I expected Japan’s 67% drop in residential real estate to rebound substantially, even with its smaller, but still substantial millennial generation. But that hasn’t happened. So, I went digging to find out what was going on.

I’ll admit that this had me stumped for a while… until I began to understand that real estate was different than other consumer sectors of spending. It’s obviously not a consumable like food or clothing, but it’s not like a durable product either, like cars and washing machines. Real estate, with the exception of natural disasters or human insanity (arson, wars, etc.), tends to last forever.

This lead me to the realization that I couldn’t just predict the housing cycle by lagging births 41 years for peak spending there. I also had to subtract the dyers at age 79 (because dyers are obviously sellers!).

Here’s the result in net housing demand, allowing for later retirement in the future. It’s a whole different, and more sobering, picture…

Just look at that!

After this brief bounce in housing demand in recent years, net demand will drop into 2040. Basically, we don’t need to build more houses for a long time, if ever! Knowing that, do you want to be a housing developer, or even invest in them?

Yes, residential real estate will never be the same! It most certainly will be nothing like what we experienced into 2005. The same logic applies to commercial real estate. It gets hit harder in downturns as businesses voluntarily abandon leases and real estate faster than households do (after all, we’re more emotionally attached to our homes!).

Commercial real estate is driven by the combination of new entrants adding to the workforce at age 20 (on average) and leaving the workforce when they retire at age 63 (although that retirement age trends up a bit in a bad economy, as we’ve seen in Japan).

So, look at this chart next chart, which allows for slightly later trends for millennials:

This chart shows that the fundamental trends driving commercial real estate have been trending down since 1981, and more so since 2000, and won’t turn up again until around 2023. Even then, growth won’t be nearly as strong as it was in the baby boom expansion.

However, the trends in commercial real estate aren’t as bad as they are in the residential space because baby boomer retirements peak in 2026 while their deaths don’t peak until around 2044.

Then there’s the retail sector that will be impacted by the natural spending trends reflected in our Generational Spending Wave. Those trends, in the US, peaked in late 2007 (just as I predicted a long time ago that they would). Only massive QE has offset those declines and limited the effects… but that can’t continue forever.

But besides the demographic challenges the commercial sector faces, there’s another demon out for blood. Amazon (AMZN), among many other Internet-retailers, are taking market share from brick-and-mortar stores. Major warehouses skip the retail level and ship direct, don’t use as much real estate space, and certainly not prime/Main Street space. Unless we have some major catastrophe that sees us return to a world with no Internet, I don’t see this trend reversing!

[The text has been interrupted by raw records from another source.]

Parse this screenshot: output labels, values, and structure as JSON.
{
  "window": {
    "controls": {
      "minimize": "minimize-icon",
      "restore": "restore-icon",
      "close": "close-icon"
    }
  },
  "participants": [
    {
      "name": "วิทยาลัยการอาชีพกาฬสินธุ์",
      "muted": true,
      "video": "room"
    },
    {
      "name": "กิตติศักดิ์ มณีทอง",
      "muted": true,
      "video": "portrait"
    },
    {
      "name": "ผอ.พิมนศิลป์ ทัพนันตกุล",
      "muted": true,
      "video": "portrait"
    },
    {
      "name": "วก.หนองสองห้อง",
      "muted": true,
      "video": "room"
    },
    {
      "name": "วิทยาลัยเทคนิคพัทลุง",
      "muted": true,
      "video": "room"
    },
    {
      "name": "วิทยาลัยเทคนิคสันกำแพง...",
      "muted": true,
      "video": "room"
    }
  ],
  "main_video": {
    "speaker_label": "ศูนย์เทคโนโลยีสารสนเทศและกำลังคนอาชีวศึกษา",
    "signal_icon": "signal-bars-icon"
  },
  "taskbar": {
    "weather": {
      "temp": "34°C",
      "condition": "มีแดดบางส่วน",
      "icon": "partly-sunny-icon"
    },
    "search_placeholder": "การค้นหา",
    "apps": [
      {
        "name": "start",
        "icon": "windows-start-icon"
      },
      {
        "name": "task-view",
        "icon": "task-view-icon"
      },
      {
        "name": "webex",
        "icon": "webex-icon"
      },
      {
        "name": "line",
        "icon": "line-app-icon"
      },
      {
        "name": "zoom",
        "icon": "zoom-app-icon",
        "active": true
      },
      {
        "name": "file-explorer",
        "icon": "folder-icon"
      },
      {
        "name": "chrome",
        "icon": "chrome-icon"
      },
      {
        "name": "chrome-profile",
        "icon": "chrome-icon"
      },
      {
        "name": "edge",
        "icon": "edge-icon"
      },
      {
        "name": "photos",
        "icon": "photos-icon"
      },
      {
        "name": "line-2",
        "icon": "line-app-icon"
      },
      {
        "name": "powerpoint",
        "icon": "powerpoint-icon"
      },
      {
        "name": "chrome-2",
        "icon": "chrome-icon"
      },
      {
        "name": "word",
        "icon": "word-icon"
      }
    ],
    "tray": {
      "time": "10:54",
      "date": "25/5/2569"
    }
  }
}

So, what will do well, in an aging and Internet-intensive world with less need for brick-and-mortar real estate?

  • Cash flow positive and affordable rental residential real estate aimed at the younger millennials and retiring baby boomers.
  • Vacation and retirement sectors, but only after they crash in the next three years or so, and only into around 2026 or 2027.
  • Hospitals and healthcare facilities.
  • Funeral home facilities.
  • And the very best nursing homes and assisted-living facilities (that won’t peak until around 2050!).

In short, we’ll never see a near non-stop and unprecedented real estate boom like the one from 1933 to 2005 again. Not in our lifetimes. And not in the US Maybe emerging countries like India have a shot at it, but not us.

And we’re heading right into a great real estate crash ahead. Demographically speaking, it’s unavoidable.